Au niveau de la politique extérieure, après avoir voulu exporter la révolution de 1979 au reste des pays du Moyen-Orient, l’Iran a renforcé son influence sur « l’arc chiite » de Téhéran à Damas, en opposition à l’Arabie saoudite leader du sunnisme. Pour cela, l’Iran a fourni une aide financière et militaire à plusieurs milices : le Hamas à Gaza, le Hezbollah au Liban, les Houtis au Yémen. Son objectif est de circonscrire l’influence américaine et israélienne dans la région. Pour cela, l’Iran tente de se doter de l’arme nucléaire, surtout après le retrait des Etats-Unis en 2018 de l’Accord sur le nucléaire iranien de 2015.

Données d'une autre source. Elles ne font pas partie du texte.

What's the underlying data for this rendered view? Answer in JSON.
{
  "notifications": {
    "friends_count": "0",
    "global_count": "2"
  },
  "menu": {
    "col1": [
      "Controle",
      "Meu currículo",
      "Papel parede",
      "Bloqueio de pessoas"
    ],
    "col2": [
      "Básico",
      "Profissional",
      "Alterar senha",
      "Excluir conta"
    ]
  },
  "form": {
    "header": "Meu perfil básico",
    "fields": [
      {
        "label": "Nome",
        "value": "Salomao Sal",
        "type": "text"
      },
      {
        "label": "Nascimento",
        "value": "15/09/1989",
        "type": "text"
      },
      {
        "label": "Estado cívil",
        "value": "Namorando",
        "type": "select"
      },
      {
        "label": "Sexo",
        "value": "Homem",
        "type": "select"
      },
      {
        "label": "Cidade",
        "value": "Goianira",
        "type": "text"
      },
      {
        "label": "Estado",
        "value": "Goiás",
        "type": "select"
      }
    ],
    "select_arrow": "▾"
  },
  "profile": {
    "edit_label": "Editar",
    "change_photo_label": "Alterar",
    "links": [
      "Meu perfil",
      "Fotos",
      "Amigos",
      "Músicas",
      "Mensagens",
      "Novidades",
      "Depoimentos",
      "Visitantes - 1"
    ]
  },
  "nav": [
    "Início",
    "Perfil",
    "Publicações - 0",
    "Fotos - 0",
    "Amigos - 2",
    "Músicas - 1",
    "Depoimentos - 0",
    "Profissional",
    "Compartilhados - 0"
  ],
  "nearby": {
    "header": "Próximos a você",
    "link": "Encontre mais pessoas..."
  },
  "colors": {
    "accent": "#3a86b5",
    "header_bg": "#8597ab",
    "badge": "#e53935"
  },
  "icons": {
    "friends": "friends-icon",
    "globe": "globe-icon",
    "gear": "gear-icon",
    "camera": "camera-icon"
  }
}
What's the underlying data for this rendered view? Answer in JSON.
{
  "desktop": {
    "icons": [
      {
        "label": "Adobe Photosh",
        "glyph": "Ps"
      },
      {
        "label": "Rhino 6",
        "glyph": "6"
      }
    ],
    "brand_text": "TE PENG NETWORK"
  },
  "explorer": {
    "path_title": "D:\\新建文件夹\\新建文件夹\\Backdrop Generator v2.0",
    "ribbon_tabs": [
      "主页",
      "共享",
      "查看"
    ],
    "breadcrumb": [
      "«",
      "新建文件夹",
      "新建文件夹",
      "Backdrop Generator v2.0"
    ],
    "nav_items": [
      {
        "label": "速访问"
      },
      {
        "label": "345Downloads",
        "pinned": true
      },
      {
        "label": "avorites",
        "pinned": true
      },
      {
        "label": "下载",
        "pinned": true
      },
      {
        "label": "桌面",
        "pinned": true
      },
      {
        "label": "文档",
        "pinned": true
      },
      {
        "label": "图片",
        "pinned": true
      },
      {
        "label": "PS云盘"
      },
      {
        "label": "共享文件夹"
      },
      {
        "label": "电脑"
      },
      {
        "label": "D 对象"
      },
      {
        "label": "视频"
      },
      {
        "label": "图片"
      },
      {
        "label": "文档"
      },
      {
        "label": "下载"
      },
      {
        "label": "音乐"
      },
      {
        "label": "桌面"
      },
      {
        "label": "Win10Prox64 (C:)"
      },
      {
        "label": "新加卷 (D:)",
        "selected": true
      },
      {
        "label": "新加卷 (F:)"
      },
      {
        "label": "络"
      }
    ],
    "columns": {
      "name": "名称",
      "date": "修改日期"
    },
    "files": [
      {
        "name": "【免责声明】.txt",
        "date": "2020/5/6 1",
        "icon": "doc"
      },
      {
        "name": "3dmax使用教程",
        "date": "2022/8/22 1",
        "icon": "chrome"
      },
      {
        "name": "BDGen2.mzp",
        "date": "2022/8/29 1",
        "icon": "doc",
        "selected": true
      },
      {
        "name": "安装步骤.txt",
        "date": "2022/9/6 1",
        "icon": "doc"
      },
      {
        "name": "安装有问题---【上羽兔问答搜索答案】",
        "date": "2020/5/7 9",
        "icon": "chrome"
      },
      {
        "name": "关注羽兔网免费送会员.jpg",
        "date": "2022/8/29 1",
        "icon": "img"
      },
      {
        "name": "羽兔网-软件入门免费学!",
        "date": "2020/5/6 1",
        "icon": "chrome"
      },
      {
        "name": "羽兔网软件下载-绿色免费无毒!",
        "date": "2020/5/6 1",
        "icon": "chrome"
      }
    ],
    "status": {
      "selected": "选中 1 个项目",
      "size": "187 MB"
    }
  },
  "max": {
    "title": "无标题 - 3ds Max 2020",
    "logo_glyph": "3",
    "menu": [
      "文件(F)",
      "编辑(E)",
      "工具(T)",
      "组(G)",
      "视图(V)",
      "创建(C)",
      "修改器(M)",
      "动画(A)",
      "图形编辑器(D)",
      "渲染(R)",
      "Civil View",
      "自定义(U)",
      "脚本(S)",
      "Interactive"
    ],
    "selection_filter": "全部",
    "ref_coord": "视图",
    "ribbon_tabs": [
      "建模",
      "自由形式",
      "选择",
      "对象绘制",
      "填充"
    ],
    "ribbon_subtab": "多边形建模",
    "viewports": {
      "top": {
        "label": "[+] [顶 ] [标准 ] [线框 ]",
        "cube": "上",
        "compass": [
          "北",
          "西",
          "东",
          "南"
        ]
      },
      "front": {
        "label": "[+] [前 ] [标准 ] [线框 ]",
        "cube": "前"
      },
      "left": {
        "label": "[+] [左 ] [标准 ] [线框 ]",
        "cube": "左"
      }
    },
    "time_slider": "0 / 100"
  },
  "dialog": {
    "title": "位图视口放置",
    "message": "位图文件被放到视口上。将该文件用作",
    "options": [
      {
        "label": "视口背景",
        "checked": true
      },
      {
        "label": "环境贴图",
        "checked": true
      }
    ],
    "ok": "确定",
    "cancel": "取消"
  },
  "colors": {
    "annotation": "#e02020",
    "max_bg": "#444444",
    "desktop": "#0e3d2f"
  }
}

Les relations entre l’Iran et le Maroc ont été tumultueuses après la Révolution iranienne de 1979. En 1981, l’Iran a rompu ses relations diplomatiques avec le Maroc en réponse à la décision du Roi Hassan II d’accorder l’asile au Shah Mohammad Reza Pahlavi en exil. Les relations ont été rétablies sous le gouvernement de Abderrahman Youssoufi en 2002. Le Maroc a rompu ses relations avec l’Iran en 2009 à cause de l’ingérence de Téhéran dans les affaires internes du Bahreïn et du prosélytisme chiite de l’Iran dans le Maroc sunnite. En 2014 les relations ont été rétablies, puis coupées en 2018 du fait que l’Iran avait fourni un soutien financier et logistique au Polisario par l’intermédiaire du Hezbollah. En 2021, l’Iran a manifesté sa volonté d’avoir des relations amicales avec le Maroc qui n’a pas donné suite. Le 6 Avril 2023 sous l’égide de la Chine, un accord a été signé par l’Arabie saoudite et l’Iran pour rétablir leurs relations diplomatiques. Cependant malgré cet accord, l’Iran n’a pas infléchi sa politique extérieure car il continue à soutenir ses proxys au Moyen-Orient.